J’aimerais discuter du problème du statut de service public de l’université. Pour les transports en commun, par exemple, ils constituent un service public mais leur financement est partagé entre l’Etat et l’usager...

Je ne suis pas favorable à la gratuité totale de l’université, tout comme je ne suis pas favorable à la gratuité totale de l’ensemble des services publics. Je pense qu’il y a besoin de coûts, pas pour des questions de responsabilisation mais plutôt pour des raisons de compréhension (car dans la vie, rien n’est jamais gratuit et même si c’est la propriété de la collectivité ça a toujours un coût) et d’adhésion. L’université a également un coup, essentiellement assumé par la collectivité car on considère que c’est un service public. Je pense qu’il faut également prendre en compte une démarche d’adhésion. A l’université, on est aussi dans une démarche positive, de choix, donc d’adhésion à un certain nombre de valeurs du service public qui passe par une contribution, parfois symbolique, parfois beaucoup plus conséquente. En revanche, je ne suis pas du tout favorable à la gratuité totale, qui n’existe pas aujourd’hui du fait de l’existence de frais de scolarité, ce à quoi il faut ajouter pour les étudiants, des frais de sécurité sociale. Ceci engendre un coût conséquent pour les familles, du moins pour certaines d’entre elles. Là où je pense qu’il y a une marge importante de progression c’est que la particularité de l’université par rapport à un système scolaire classique c’est que l’essentiel de la recherche se fait à l’université (et pas dans des grandes écoles qui ont une reconnaissance d’élites et coûtent cher). On sait que la contribution de cette recherche à l’université est énorme pour l’activité économique du pays. Je suis favorable à un financement plus conséquent du système, dans sa globalité, par des contrats privés sous beaucoup de conditions puisqu’il faut évidemment maintenir le caractère non-utilitariste des formations et de l’indépendance de la recherche.
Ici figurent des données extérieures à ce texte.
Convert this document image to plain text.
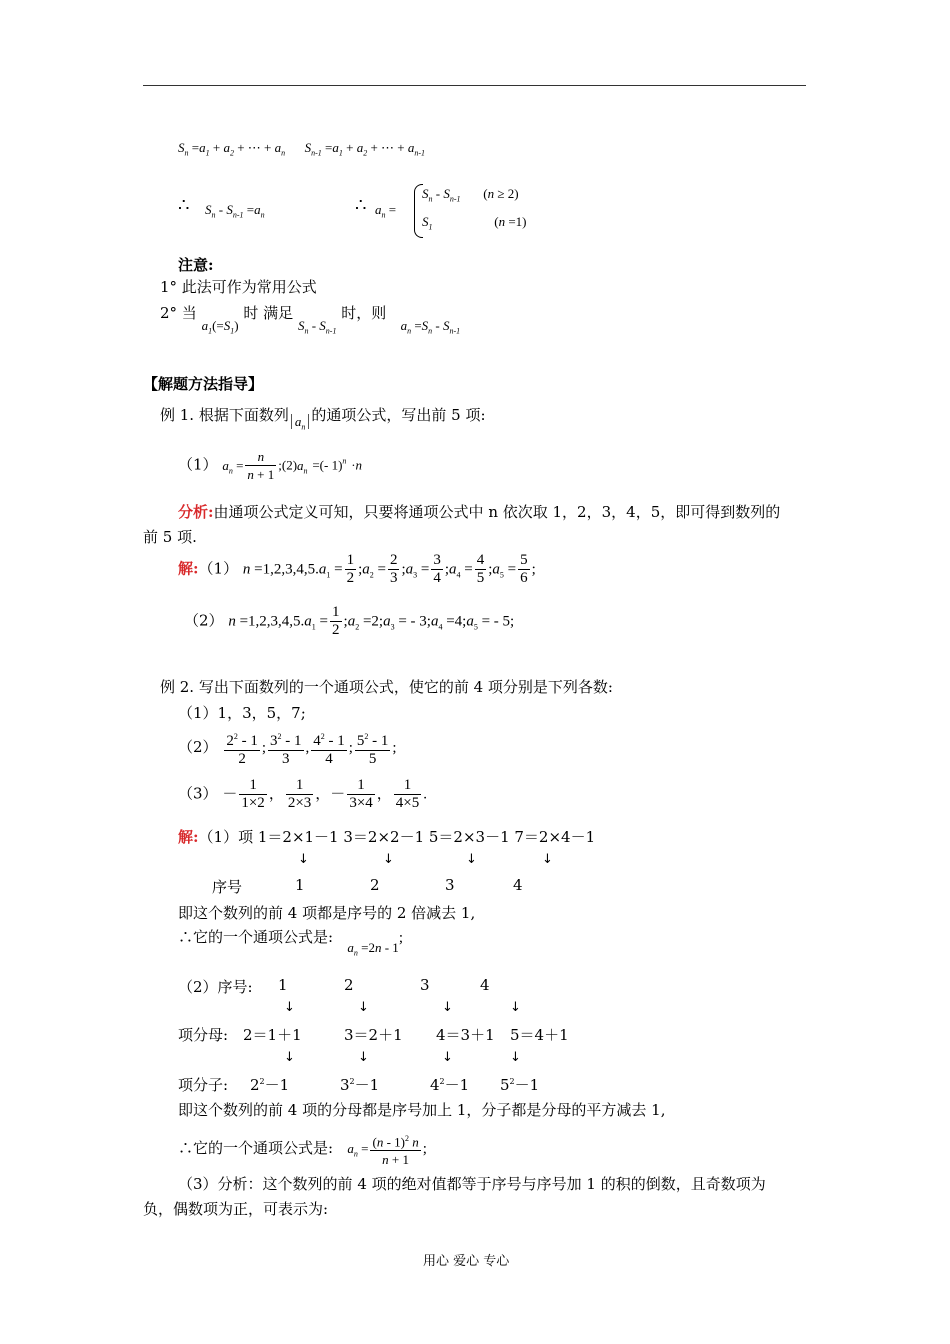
$S_n =a_1 + a_2$ + ⋯ + $a_n$      $S_{n-1} =a_1 + a_2$ + ⋯ + $a_{n-1}$
∴ $S_n - S_{n-1} =a_n$	∴ $a_n$ =
$S_n - S_{n-1}$ (n ≥ 2)
$S_1$	(n =1)
注意:
1° 此法可作为常用公式
2° 当 $a_1(=S_1)$ 时 满足 $S_n - S_{n-1}$ 时，则   $a_n =S_n - S_{n-1}$
【解题方法指导】
例 1. 根据下面数列 $a_n$的通项公式，写出前 5 项:
（1） $a_n = \frac{n}{n + 1}$ $;(2)a_n$ =(- 1)$^n$ ·n
分析:由通项公式定义可知，只要将通项公式中 n 依次取 1，2，3，4，5，即可得到数列的
前 5 项.
解:（1） $n =1,2,3,4,5.a_1 = \frac{1}{2}$ $;a_2 = \frac{2}{3}$ $;a_3 = \frac{3}{4}$ $;a_4 = \frac{4}{5}$ $;a_5 = \frac{5}{6}$ ;
（2） $n =1,2,3,4,5.a_1 = \frac{1}{2}$ $;a_2$ $=2;a_3$ = - $3;a_4$ $=4;a_5$ = - 5;
例 2. 写出下面数列的一个通项公式，使它的前 4 项分别是下列各数:
（1）1，3，5，7;
$(2) \frac{2^2 - 1}{2}$ ; $\frac{3^2 - 1}{3}$ , $\frac{4^2 - 1}{4}$ ; $\frac{5^2 - 1}{5}$ ;
$(3) - \frac{1}{1\times 2}$ ， $\frac{1}{2\times 3}$ ，－ $\frac{1}{3\times 4}$ ， $\frac{1}{4\times 5}$ .
解:（1）项 1＝2×1－1 3＝2×2－1 5＝2×3－1 7＝2×4－1
↓	↓	↓	↓
序号	1	2	3	4
即这个数列的前 4 项都是序号的 2 倍减去 1,
∴它的一个通项公式是:   $a_n =2n - 1$;
（2）序号: 1	2	3	4
↓	↓	↓	↓
项分母: 2＝1＋1	3＝2＋1 4＝3＋1 5＝4＋1
↓	↓	↓	↓
项分子: $2^2-1$	$3^2-1$	$4^2-1$ $5^2-1$
即这个数列的前 4 项的分母都是序号加上 1，分子都是分母的平方减去 1,
∴它的一个通项公式是: $a_n = \frac{(n - 1)^2 n}{n + 1}$ ;
（3）分析：这个数列的前 4 项的绝对值都等于序号与序号加 1 的积的倒数，且奇数项为
负，偶数项为正，可表示为:
用心 爱心 专心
Aujourd’hui, l’entreprise privée bénéficie beaucoup de la qualité de la formation dispensé aux jeunes, futurs employés, et des résultats de la recherche et de l’innovation. Donc s’il y a des marges de manoeuvre à trouver dans le financement privé, je ne pense pas qu’on les trouvera dans la poche des familles mais du côté des entreprises privées, qui, si on fait la comparaison avec d’autres pays, contribuent nettement moins au développement de l’enseignement supérieur en France qu’à l’étranger.

En ce qui concerne la comparaison avec les autres pays, prenons par exemple les Etats-Unis. Ils ont un financement public plus important que celui en France, ils ont également un financement plus conséquent de la part des entreprises privées. En plus, ils bénéficient du financement par les étudiants. Finalement, ils ont trois sources de revenus alors comment peut-on, en France, les concurrencer sur la scène internationale ?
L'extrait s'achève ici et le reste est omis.